My first “real” job was in a library. I found shelving books to be soothing but much preferred to do it when the library was closed so I could focus and be left alone, unpestered. Because part of the fun was sometimes stopping to thumb through the books. Not the ones that got checked out over and over again, though I did look at some of those and wonder what made them so popular. (Where I worked it was always Ed McBain…) But I really enjoyed finding random treasures, books I would never have otherwise known existed.
In the far left corner of our library were paperbacks. These had been donated by patrons and you didn’t have to check them out, you could just take them. For years I had a collection of paperbacks with orange dots on the spines that had “F” for fiction or “M” for mystery or whatever on them. I might still have them in a box somewhere…
While working at the public library, I discovered Agatha Christie. I smuggled out battered paperback versions of things I was pretty sure I wasn’t supposed to read. Or maybe I just liked to pretend I might get in trouble; that made it more exciting.

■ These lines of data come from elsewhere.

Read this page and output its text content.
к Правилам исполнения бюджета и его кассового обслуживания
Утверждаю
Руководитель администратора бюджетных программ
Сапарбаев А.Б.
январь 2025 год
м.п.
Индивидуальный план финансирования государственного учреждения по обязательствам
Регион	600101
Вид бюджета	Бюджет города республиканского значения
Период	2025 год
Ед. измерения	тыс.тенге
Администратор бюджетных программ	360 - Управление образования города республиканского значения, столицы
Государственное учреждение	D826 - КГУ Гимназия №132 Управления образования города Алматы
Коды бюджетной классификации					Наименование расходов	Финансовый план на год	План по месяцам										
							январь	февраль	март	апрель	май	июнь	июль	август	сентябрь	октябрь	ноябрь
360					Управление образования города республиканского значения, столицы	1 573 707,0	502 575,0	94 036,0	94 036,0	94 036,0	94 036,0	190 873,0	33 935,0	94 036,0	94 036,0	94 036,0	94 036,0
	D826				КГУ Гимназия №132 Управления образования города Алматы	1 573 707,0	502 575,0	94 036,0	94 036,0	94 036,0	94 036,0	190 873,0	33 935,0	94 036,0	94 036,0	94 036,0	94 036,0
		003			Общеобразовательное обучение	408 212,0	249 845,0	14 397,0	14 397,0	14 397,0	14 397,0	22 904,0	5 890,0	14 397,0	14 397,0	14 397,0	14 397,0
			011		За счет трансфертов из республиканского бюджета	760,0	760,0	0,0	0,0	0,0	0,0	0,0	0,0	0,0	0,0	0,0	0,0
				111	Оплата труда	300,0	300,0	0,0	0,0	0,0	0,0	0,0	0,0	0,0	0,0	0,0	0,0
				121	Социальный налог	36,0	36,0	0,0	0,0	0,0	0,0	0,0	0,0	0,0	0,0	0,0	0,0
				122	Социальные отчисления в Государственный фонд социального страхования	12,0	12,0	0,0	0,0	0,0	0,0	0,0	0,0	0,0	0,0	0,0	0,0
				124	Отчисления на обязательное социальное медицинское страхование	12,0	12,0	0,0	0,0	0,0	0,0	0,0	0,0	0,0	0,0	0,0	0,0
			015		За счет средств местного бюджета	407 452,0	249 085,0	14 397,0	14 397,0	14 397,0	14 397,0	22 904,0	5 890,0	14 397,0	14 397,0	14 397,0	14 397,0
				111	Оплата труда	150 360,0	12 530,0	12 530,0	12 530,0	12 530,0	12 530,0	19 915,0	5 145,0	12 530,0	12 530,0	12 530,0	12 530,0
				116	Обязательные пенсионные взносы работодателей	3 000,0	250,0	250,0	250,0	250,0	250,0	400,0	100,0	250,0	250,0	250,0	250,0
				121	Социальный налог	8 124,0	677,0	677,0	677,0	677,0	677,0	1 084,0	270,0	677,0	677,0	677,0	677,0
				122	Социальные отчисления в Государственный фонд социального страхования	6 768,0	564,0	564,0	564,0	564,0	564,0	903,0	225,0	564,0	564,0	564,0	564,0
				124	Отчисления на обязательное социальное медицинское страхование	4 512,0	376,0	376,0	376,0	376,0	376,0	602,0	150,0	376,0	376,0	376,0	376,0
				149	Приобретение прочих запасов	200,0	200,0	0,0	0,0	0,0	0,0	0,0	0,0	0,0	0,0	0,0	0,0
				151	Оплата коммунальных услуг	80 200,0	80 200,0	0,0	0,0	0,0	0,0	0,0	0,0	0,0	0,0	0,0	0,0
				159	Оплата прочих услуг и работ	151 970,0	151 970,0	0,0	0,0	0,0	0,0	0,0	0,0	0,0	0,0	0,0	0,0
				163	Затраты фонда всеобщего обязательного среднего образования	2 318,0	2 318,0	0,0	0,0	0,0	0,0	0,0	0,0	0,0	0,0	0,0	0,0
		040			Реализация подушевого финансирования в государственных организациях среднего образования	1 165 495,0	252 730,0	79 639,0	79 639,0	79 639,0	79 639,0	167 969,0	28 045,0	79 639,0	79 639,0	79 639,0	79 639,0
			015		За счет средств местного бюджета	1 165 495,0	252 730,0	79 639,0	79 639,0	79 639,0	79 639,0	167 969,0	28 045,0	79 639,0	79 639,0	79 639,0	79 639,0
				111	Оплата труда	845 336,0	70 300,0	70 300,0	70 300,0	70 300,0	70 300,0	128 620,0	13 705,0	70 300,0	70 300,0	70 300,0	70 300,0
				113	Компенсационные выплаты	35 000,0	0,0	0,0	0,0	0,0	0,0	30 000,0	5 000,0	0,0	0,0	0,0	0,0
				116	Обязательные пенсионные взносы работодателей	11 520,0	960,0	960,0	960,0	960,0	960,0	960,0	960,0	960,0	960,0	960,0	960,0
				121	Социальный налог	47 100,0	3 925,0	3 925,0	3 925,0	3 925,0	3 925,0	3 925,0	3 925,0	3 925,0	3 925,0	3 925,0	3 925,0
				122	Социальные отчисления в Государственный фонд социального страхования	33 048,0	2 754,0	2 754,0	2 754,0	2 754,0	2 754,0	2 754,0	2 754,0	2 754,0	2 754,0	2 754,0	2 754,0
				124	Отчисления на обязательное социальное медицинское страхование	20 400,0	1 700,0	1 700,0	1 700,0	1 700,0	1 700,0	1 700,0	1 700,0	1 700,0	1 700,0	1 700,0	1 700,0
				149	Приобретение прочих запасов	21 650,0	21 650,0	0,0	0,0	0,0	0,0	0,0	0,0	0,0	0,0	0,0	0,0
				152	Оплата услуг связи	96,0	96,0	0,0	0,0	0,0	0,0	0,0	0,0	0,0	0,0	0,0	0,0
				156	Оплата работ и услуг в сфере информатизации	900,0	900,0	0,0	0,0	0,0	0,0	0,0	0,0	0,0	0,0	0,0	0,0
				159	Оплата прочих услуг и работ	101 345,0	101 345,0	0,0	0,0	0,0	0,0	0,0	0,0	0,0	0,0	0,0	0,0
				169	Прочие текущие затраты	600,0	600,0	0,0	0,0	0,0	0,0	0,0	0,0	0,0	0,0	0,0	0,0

The children’s area was the worst, of course. Always a mess, felt like Sisyphus trying to clean that up. But there were plenty of times I would sit between the bookcases with a book open on my lap, engrossed and having forgotten where I was and what I was supposed to be doing. Sometimes toddlers would come over and just start climbing on me. The parents were often apologetic, if/when they were paying any attention at all, but I didn’t mind. Kids (and animals) have always liked me, dunno why.
I got a weird satisfaction, too, from shifting the stacks. If you don’t know what that means, it’s when a shelf gets too full and—usually because you want to keep an author on one shelf or a series together or something—you have to move stuff down in a kind of cascade effect. Most people find it a pain, but I sort of liked it.
I didn’t have my library job for very long. I’d only gotten it in order to earn money for driver’s ed. Once I was able to drive, I got a “better” job at the mall. I did really like the library, but we had some librarians who were… let’s just say “difficult to work with.” But now I find myself volunteering in my kids’ school library each week. And the other day I started shifting some stacks and was—just for a minute or two—weirdly content.